Cantora, compositora e produtora cultural, nascida em São Paulo em abril de 1973, criada no Rio de Janeiro, tendo também como cenários de inspiração e atuação, Bahia, São Paulo, Minas e mais recentemente Nova Iorque. India Tiso, filha do maestro Wagner Tiso e da artista plástica Silvia Rabelo, estudou canto com grandes nomes como: Eládio Pérez Gonzalez, Margarita Shak, Diva Pieranti, Mário Vaz, Lia Mara, Cida Moreira, Madalena Bernardes e Fay Victor. Passou por escolas como: Villa Lobos, Pró Arte, Galpão das Artes do MAM, CLAM (Zimbo Trio), Antônio Adolfo e New York Jazz Workshop.

Com alma negra e cigana, India traz em sua bagagem profunda admiração e paixão por influências como o Jazz, o Blues, o Soul, o Tango, a Bossa e a MPB. Seu projeto mais recente, o EP “Meu mar de Caymmi”, produzido e dirigido por Wagner Tiso e Victor Biglione. Foi gravado e mixado por Roberto Alemão Marques e masterizado por Bom Bom no Estúdio Botânico e viabilizado pela Tratore.
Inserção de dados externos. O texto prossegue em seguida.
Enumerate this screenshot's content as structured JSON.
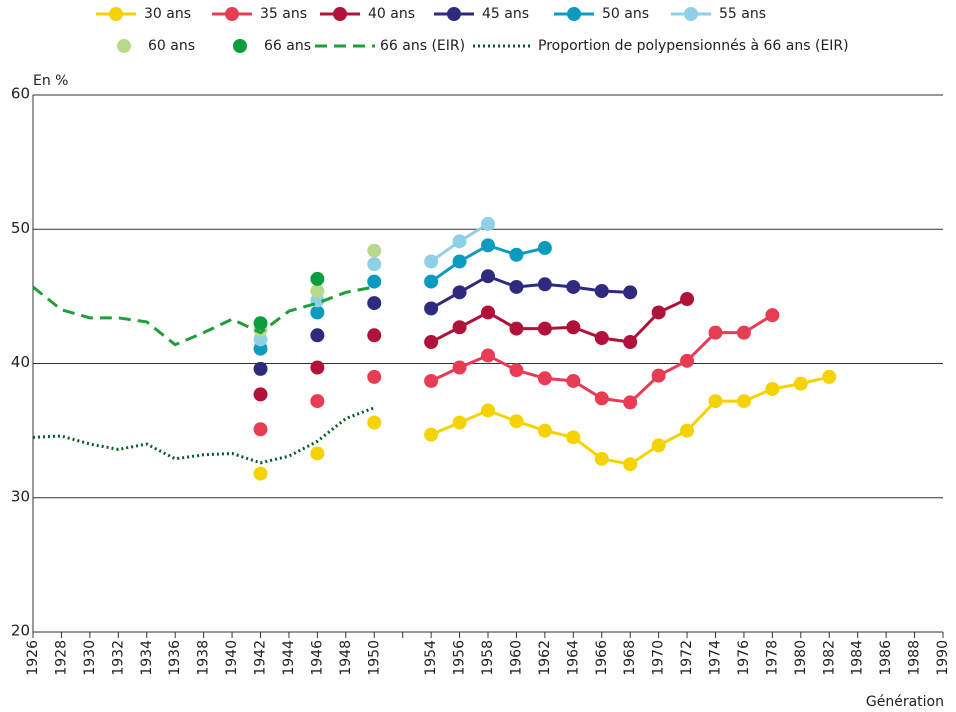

Esse projeto traz releituras muito charmosas de Dorival Caymmi e contou com participações pra lá de especiais como os maestros Marcio Malard e Luiz Alves. 


Tiso e Malard 

Ao fim da década de 1960, o Canecão, que ainda era uma cervejaria carioca, deu início a sua linha de shows, com um nome que marcou época e deixou saudades: Maysa. Para compor a orquestra deste espetáculo, foi convidado por Paulo Moura que por sua vez indicou Wagner Tiso como seu pianista e com ele dividiu a elaboração dos arranjos. Para ocupar a posição de 1o cello do naipe de cordas, convidaram então o 1o cello da OSB - que naquela época figurava como a melhor Sinfônica do país. Wagner e Marcio Malard, mineiros e vindos quase que na mesma época de Belo Horizonte, estreitaram laços de amizade a partir da contratação dos dois pela Odeon gravadora. Naquela gravadora, foi lançado um disco que uma das músicas foi "Cello Caribe" que Wagner confiou a execução ao Malard. A partir dai a parceria foi se estreitando até chegar ao "Rio Cello Ensemble", conjunto nascido na sua totalidade do naipe de cellos da OSB - com o aval e benção do maestro Isaac Karabitchevsky - e que com Tiso viajou para Lisboa, Barcelona, Londres, Paris, Dinamarca, Noruega entre outras. Com as sucessivas crises, as viagens foram espaçando, mas a parceria continuou com o mesmo sucesso com temperos mais intimistas, no que concerne à dinâmica, colorido e um cunho mais camerístico, porém sem abrir mão do que nossa música oferece de melhor: a sua cadência, o seu ritmo, que vai de Villa - Lobos a Waldir Azevedo, Milton Nascimento, Wagner Tiso, Jacó do Bandolim, Tom e Vinícius, Gil, Dolores Duran.